Georgios Sklivanitis and Emrecan Demirors with the Software Defined Networks (SDN) Lab in the Department of Electrical Engineering of the State University of New York at Buffalo have won Nutaq's 2014 Software Defined Radio Academic US Contest.
The contest, put on with the collaboration of The Mathworks and Xilinx, aims to encourage innovation and support academics in their efforts to develop tomorrow’s wireless technologies.
The SUNY Buffalo SDN Lab team guided by Prof. Dimitris Pados will be using Nutaq's PicoSDR 2x2 MIMO platform, along with a model-based design software tool suite, to study, implement, and demonstrate a new approach for spectral efficiency maximization in future heterogeneous wireless systems. The researchers will exploit the agility offered by real-time reconfigurable wireless radio platforms to carry out jointly optimized signal waveform allocation and routing.
Features of the PicoSDR platform which will help the SDN Lab team with their research include support for GNU Radio as well as the PCI Express interface which overcomes the GigE SDR-to-PC interconnection bottleneck which may be present on other SDR platforms. The 2x2-MIMO will be used to prove the proposed concept for efficient space, time, and spectrum utilization.
The model-based design kit (MBDK) tools, which provide a seamless interface between Nutaq's hardware platform, The Mathworks MATLAB and Simulink with Signal Processing Toolbox, and the Xilinx ISE Design Suite and System Generator for DSP, will help the researchers rapidly embed their cross-layer design into the Virtex-6 FPGA of the PicoSDR platform and thus enable higher system performance and throughput.

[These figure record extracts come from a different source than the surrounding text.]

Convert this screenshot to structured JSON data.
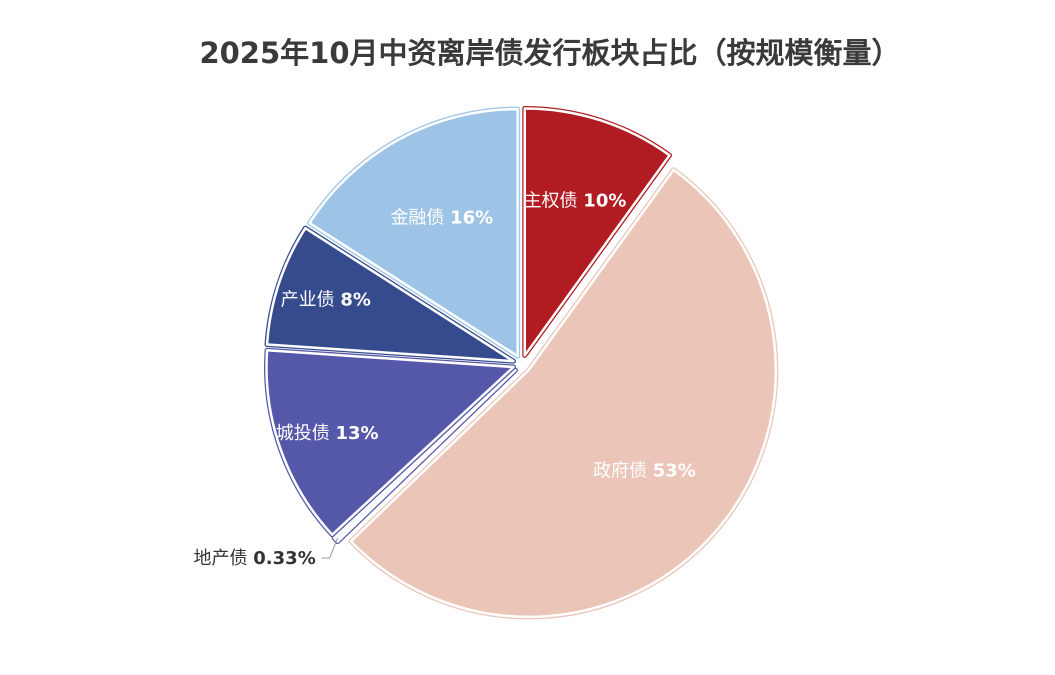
{
  "chart_data": {
    "type": "pie",
    "title": "2025年10月中资离岸债发行板块占比（按规模衡量）",
    "slices": [
      {
        "label": "主权债",
        "value": 10,
        "display": "10%",
        "color": "#b01c22",
        "text_color": "#ffffff"
      },
      {
        "label": "政府债",
        "value": 53,
        "display": "53%",
        "color": "#eac5b8",
        "text_color": "#ffffff"
      },
      {
        "label": "地产债",
        "value": 0.33,
        "display": "0.33%",
        "color": "#f4f7fc",
        "text_color": "#333333"
      },
      {
        "label": "城投债",
        "value": 13,
        "display": "13%",
        "color": "#5558a8",
        "text_color": "#ffffff"
      },
      {
        "label": "产业债",
        "value": 8,
        "display": "8%",
        "color": "#364a8e",
        "text_color": "#ffffff"
      },
      {
        "label": "金融债",
        "value": 16,
        "display": "16%",
        "color": "#9dc3e6",
        "text_color": "#ffffff"
      }
    ],
    "start_angle_deg": 0,
    "direction": "clockwise",
    "exploded": true,
    "legend": "none"
  }
}
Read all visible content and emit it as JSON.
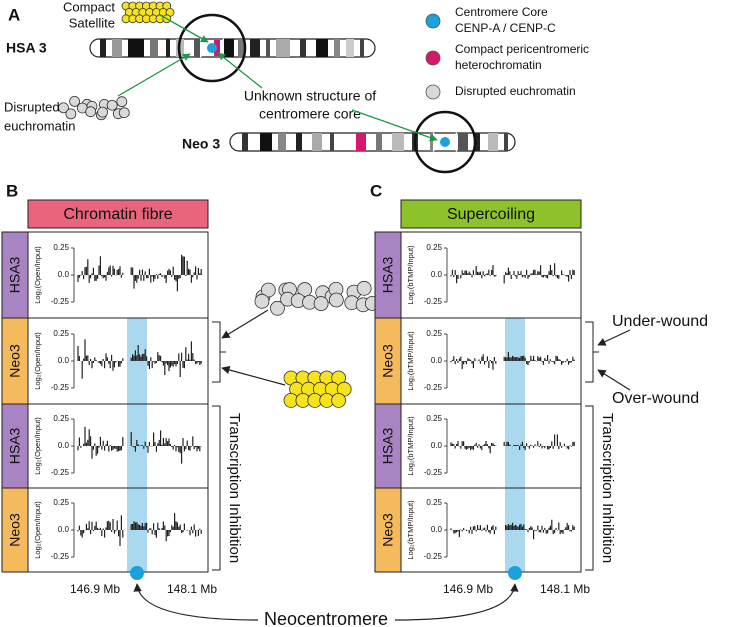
{
  "panel_letters": [
    "A",
    "B",
    "C"
  ],
  "panel_a": {
    "compact_satellite": [
      "Compact",
      "Satellite"
    ],
    "hsa3": "HSA 3",
    "disrupted": [
      "Disrupted",
      "euchromatin"
    ],
    "unknown": [
      "Unknown structure of",
      "centromere core"
    ],
    "neo3": "Neo 3",
    "legend": [
      {
        "label": [
          "Centromere Core",
          "CENP-A / CENP-C"
        ],
        "color": "#1ba1dc"
      },
      {
        "label": [
          "Compact pericentromeric",
          "heterochromatin"
        ],
        "color": "#d6186a"
      },
      {
        "label": [
          "Disrupted euchromatin"
        ],
        "color": "#d9d9d9"
      }
    ]
  },
  "panel_b": {
    "title": "Chromatin fibre",
    "title_color": "#e8657c",
    "y_label": "Log₂(Open/Input)",
    "tracks": [
      {
        "label": "HSA3",
        "color": "#a884c2"
      },
      {
        "label": "Neo3",
        "color": "#f5b95e"
      },
      {
        "label": "HSA3",
        "color": "#a884c2"
      },
      {
        "label": "Neo3",
        "color": "#f5b95e"
      }
    ],
    "yticks": [
      "0.25",
      "0.0",
      "-0.25"
    ],
    "x_labels": [
      "146.9 Mb",
      "148.1 Mb"
    ],
    "group_label": "Transcription Inhibition"
  },
  "panel_c": {
    "title": "Supercoiling",
    "title_color": "#8dc22b",
    "y_label": "Log₂(bTMP/Input)",
    "tracks": [
      {
        "label": "HSA3",
        "color": "#a884c2"
      },
      {
        "label": "Neo3",
        "color": "#f5b95e"
      },
      {
        "label": "HSA3",
        "color": "#a884c2"
      },
      {
        "label": "Neo3",
        "color": "#f5b95e"
      }
    ],
    "yticks": [
      "0.25",
      "0.0",
      "-0.25"
    ],
    "x_labels": [
      "146.9 Mb",
      "148.1 Mb"
    ],
    "group_label": "Transcription Inhibition",
    "under_wound": "Under-wound",
    "over_wound": "Over-wound"
  },
  "neocentromere": "Neocentromere"
}
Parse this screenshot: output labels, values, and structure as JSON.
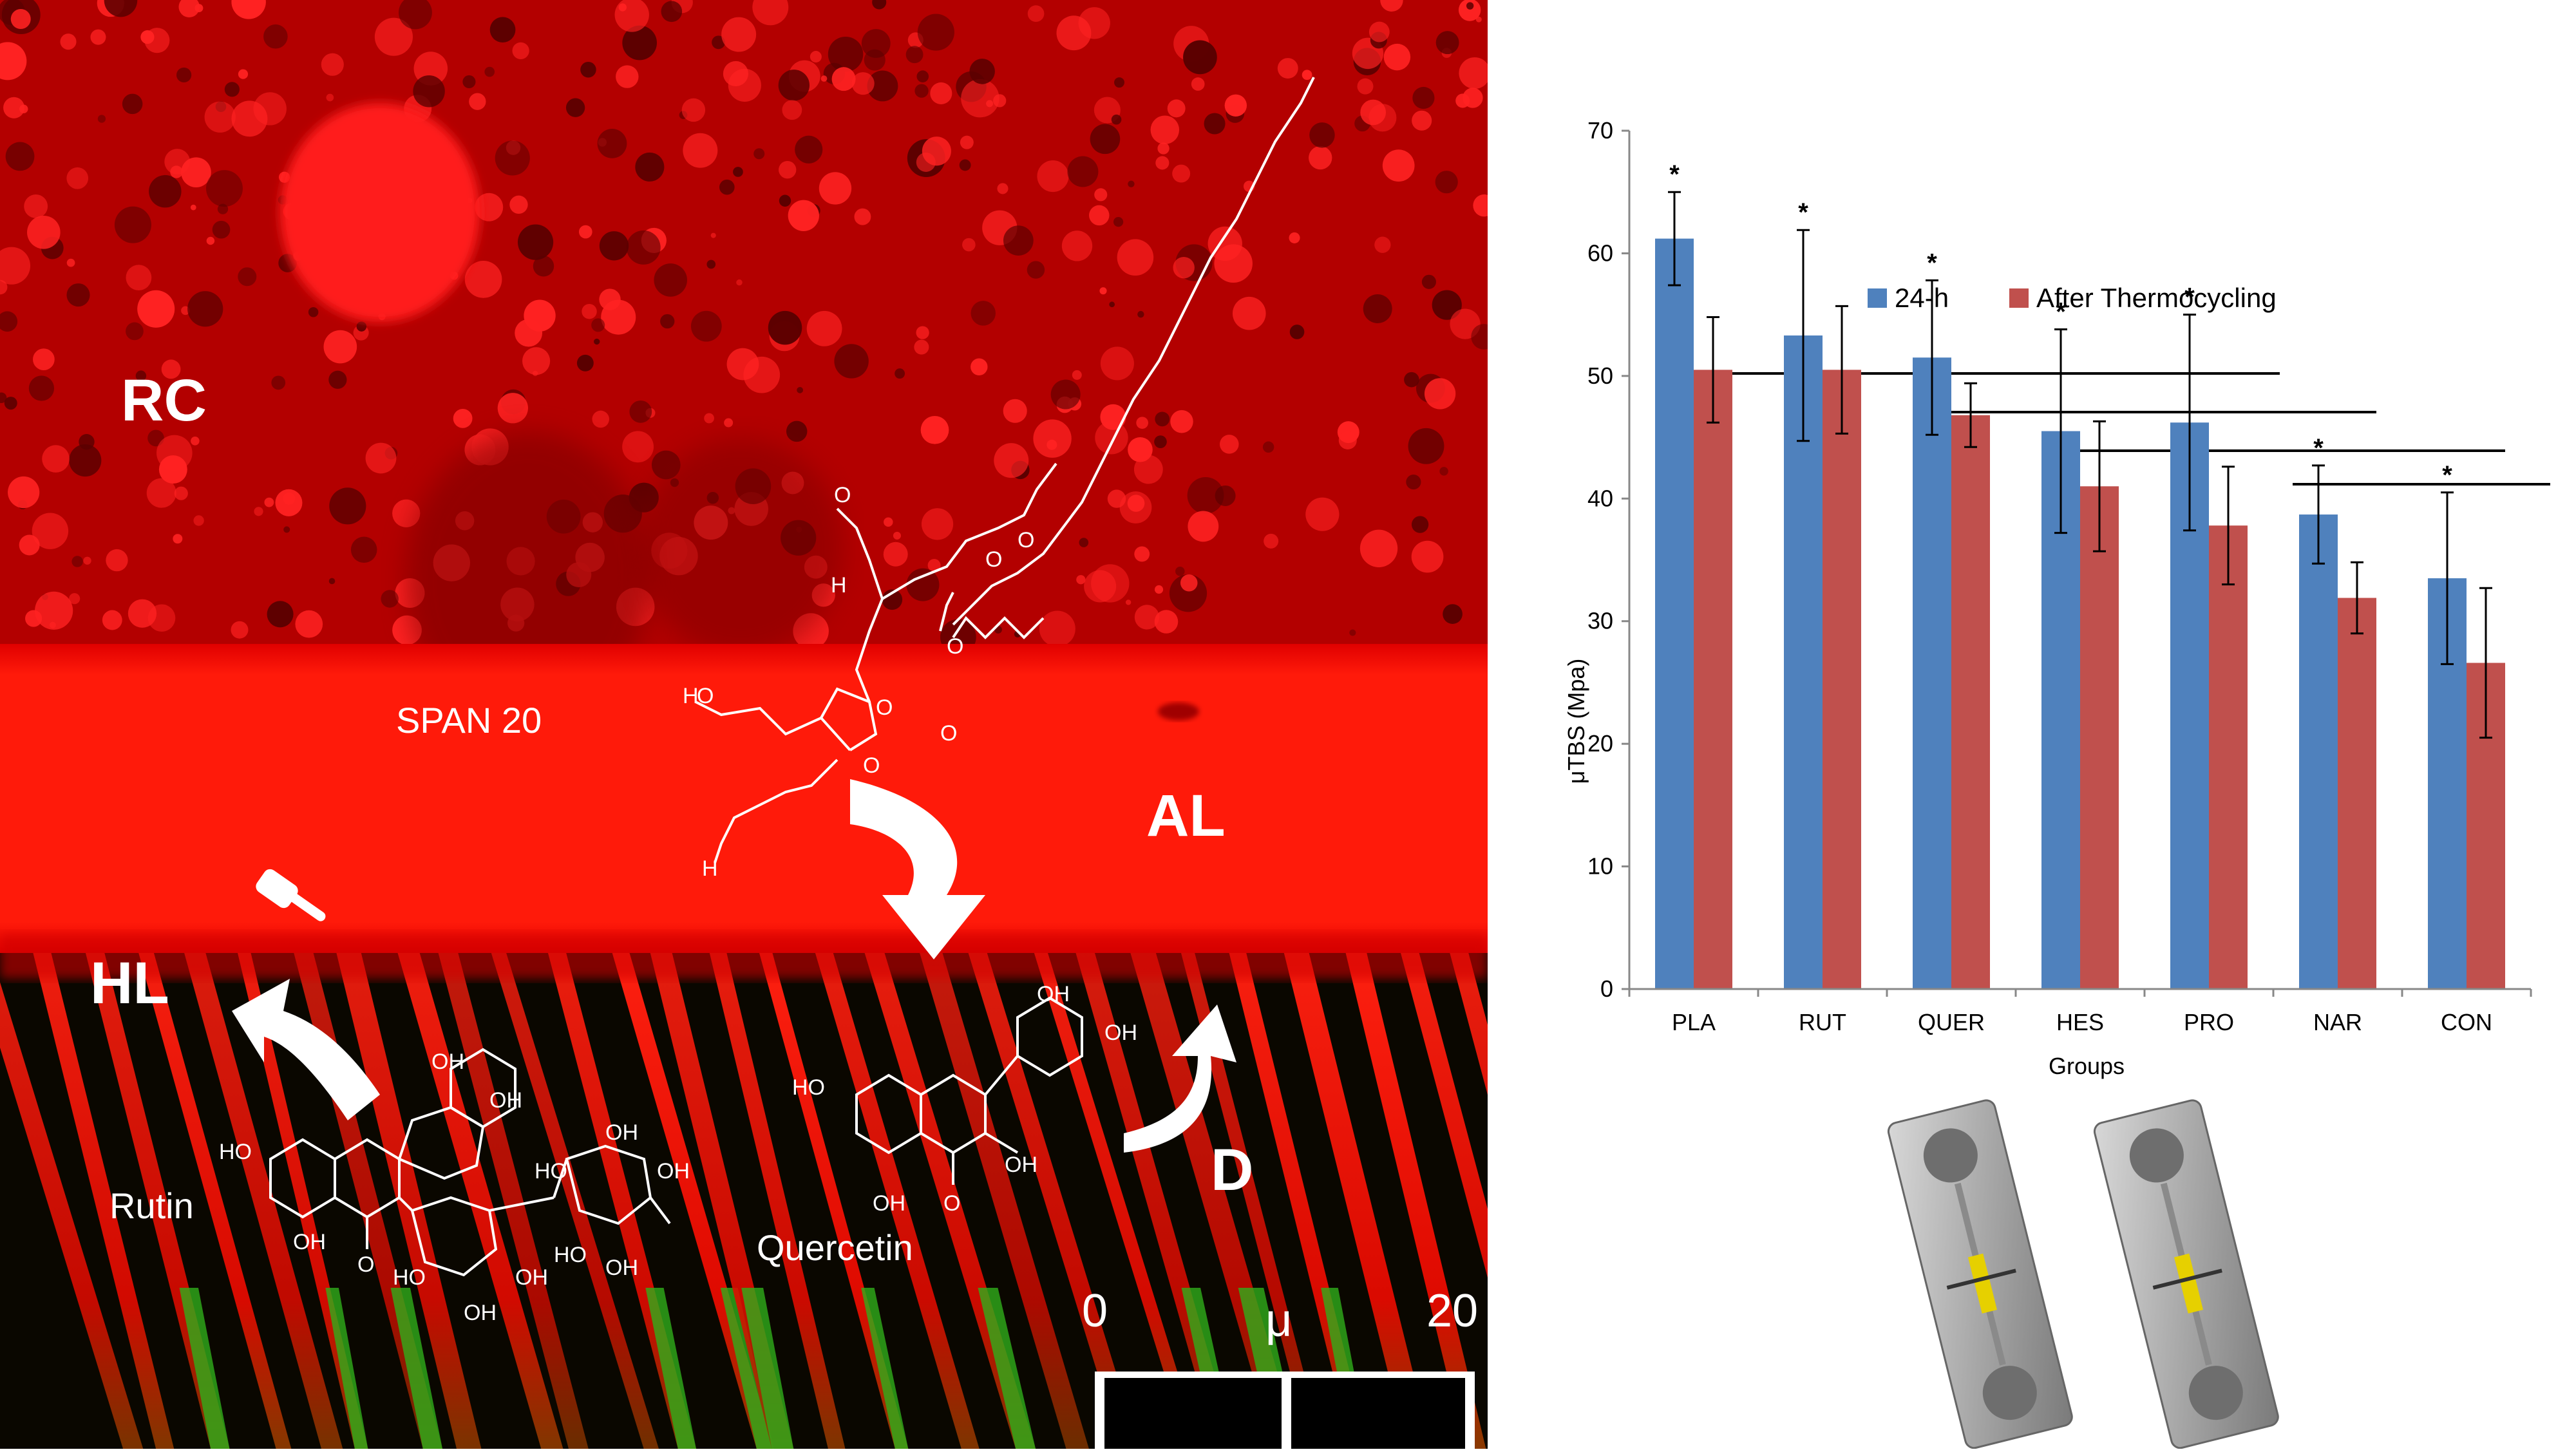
{
  "micrograph": {
    "labels": {
      "rc": "RC",
      "span": "SPAN 20",
      "al": "AL",
      "hl": "HL",
      "d": "D",
      "rutin": "Rutin",
      "quercetin": "Quercetin"
    },
    "scale_bar": {
      "start": "0",
      "unit": "μ",
      "end": "20"
    },
    "molecule_atoms": {
      "oh": "OH",
      "ho": "HO",
      "o": "O",
      "h": "H"
    }
  },
  "chart_data": {
    "type": "bar",
    "categories": [
      "PLA",
      "RUT",
      "QUER",
      "HES",
      "PRO",
      "NAR",
      "CON"
    ],
    "series": [
      {
        "name": "24-h",
        "color": "#4f81bd",
        "values": [
          61.2,
          53.3,
          51.5,
          45.5,
          46.2,
          38.7,
          33.5
        ],
        "errors": [
          3.8,
          8.6,
          6.3,
          8.3,
          8.8,
          4.0,
          7.0
        ]
      },
      {
        "name": "After Thermocycling",
        "color": "#c0504d",
        "values": [
          50.5,
          50.5,
          46.8,
          41.0,
          37.8,
          31.9,
          26.6
        ],
        "errors": [
          4.3,
          5.2,
          2.6,
          5.3,
          4.8,
          2.9,
          6.1
        ]
      }
    ],
    "significance": [
      "*",
      "*",
      "*",
      "*",
      "*",
      "*",
      "*"
    ],
    "ylim": [
      0,
      70
    ],
    "yticks": [
      "0",
      "10",
      "20",
      "30",
      "40",
      "50",
      "60",
      "70"
    ],
    "ylabel": "μTBS (Mpa)",
    "xlabel": "Groups",
    "legend_position": "top",
    "grid": false,
    "bracket_lines": [
      {
        "from": "PLA",
        "to": "PRO"
      },
      {
        "from": "QUER",
        "to": "NAR"
      },
      {
        "from": "HES",
        "to": "CON"
      },
      {
        "from": "NAR",
        "to": "CON"
      }
    ]
  }
}
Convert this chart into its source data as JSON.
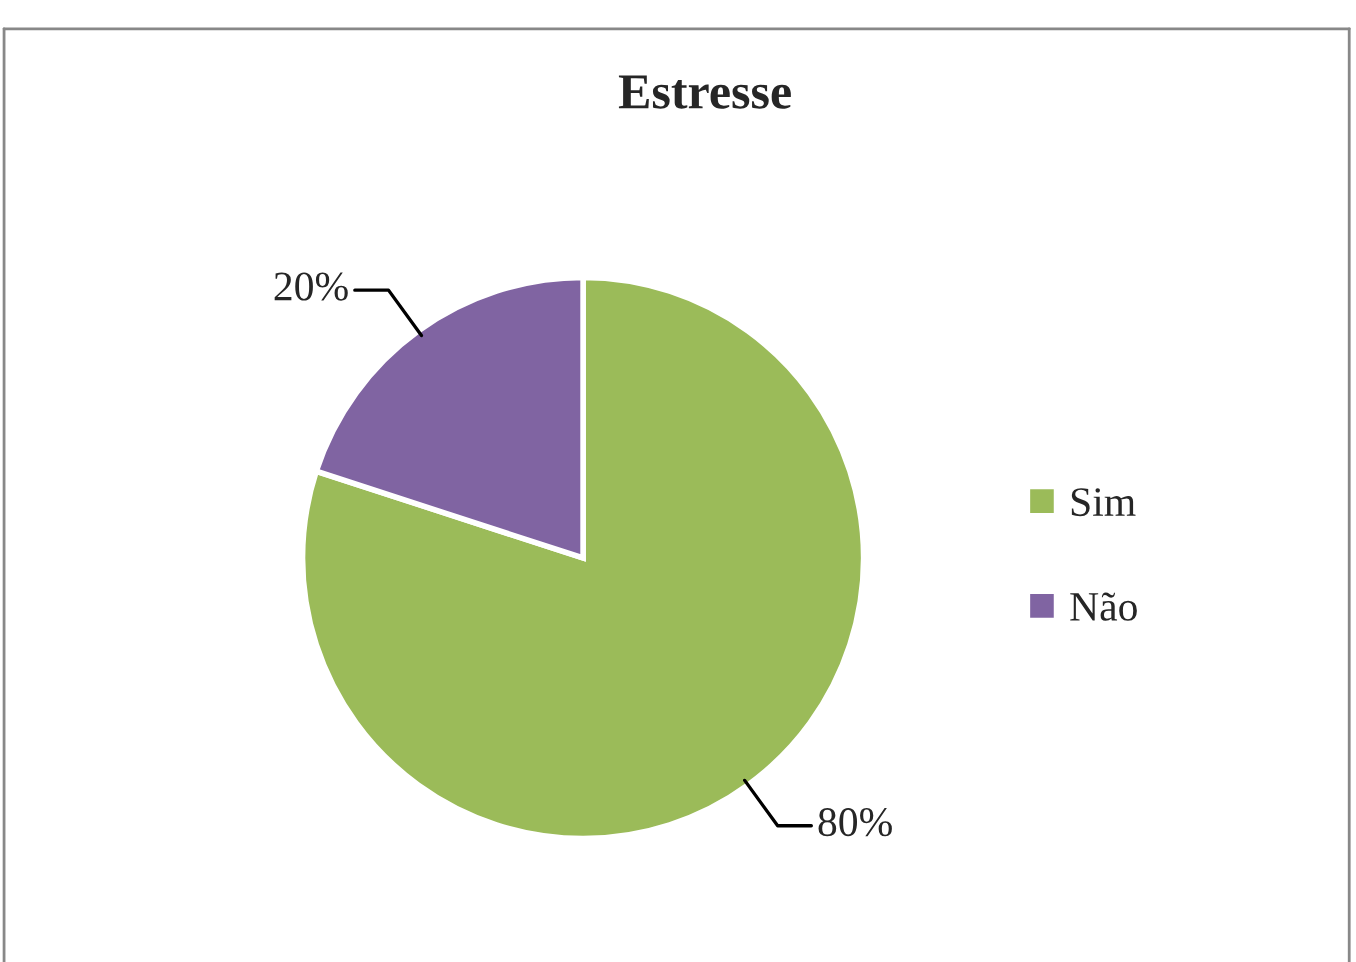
{
  "chart_data": {
    "type": "pie",
    "title": "Estresse",
    "categories": [
      "Sim",
      "Não"
    ],
    "values": [
      80,
      20
    ],
    "colors": [
      "#9bbb59",
      "#8064a2"
    ],
    "value_labels": [
      "80%",
      "20%"
    ],
    "legend": "right"
  }
}
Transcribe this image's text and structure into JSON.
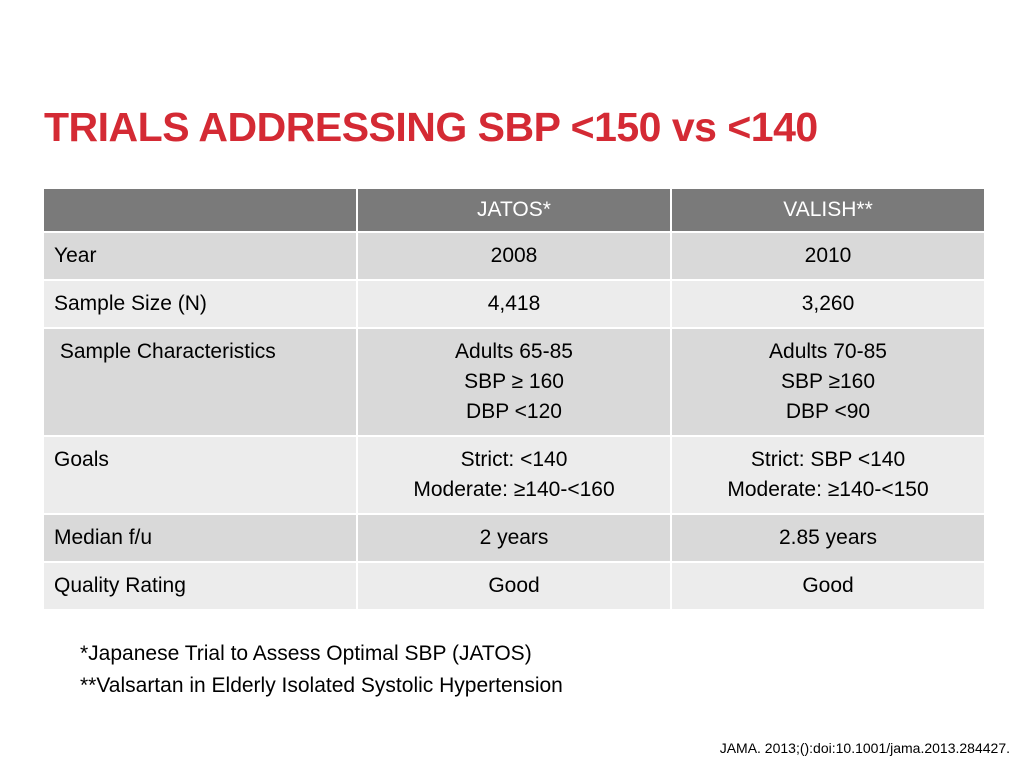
{
  "slide": {
    "title": "TRIALS ADDRESSING SBP <150 vs <140",
    "colors": {
      "title": "#d42a34",
      "header_bg": "#7a7a7a",
      "row_dark": "#d9d9d9",
      "row_light": "#ececec"
    }
  },
  "table": {
    "headers": [
      "",
      "JATOS*",
      "VALISH**"
    ],
    "rows": [
      {
        "label": "Year",
        "jatos": [
          "2008"
        ],
        "valish": [
          "2010"
        ]
      },
      {
        "label": "Sample Size (N)",
        "jatos": [
          "4,418"
        ],
        "valish": [
          "3,260"
        ]
      },
      {
        "label": " Sample Characteristics",
        "jatos": [
          "Adults 65-85",
          "SBP ≥ 160",
          "DBP <120"
        ],
        "valish": [
          "Adults 70-85",
          "SBP ≥160",
          "DBP <90"
        ]
      },
      {
        "label": "Goals",
        "jatos": [
          "Strict: <140",
          "Moderate: ≥140-<160"
        ],
        "valish": [
          "Strict: SBP <140",
          "Moderate: ≥140-<150"
        ]
      },
      {
        "label": "Median f/u",
        "jatos": [
          "2 years"
        ],
        "valish": [
          "2.85 years"
        ]
      },
      {
        "label": "Quality Rating",
        "jatos": [
          "Good"
        ],
        "valish": [
          "Good"
        ]
      }
    ]
  },
  "footnotes": [
    "*Japanese Trial to Assess Optimal SBP (JATOS)",
    "**Valsartan in Elderly Isolated Systolic Hypertension"
  ],
  "citation": "JAMA. 2013;():doi:10.1001/jama.2013.284427."
}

Additionally, the MBDK's co-simulation features and Real-Time Data Exchange tool will enable full-duplex data transfer between hardware and software on-the-fly. As a result the SDN Lab system will be able to simultaneously drive waveform selection decisions from software to hardware, while collected environmental and received content data are passed from hardware to software in real-time.
To help encourage the sharing of the findings with other researchers, the results of the SDN Lab team will be presented in top-rated international journals and conferences. Moreover, graduate theses will be published from the results of the proposed project and will be made accessible to the public through the University's e-library archive.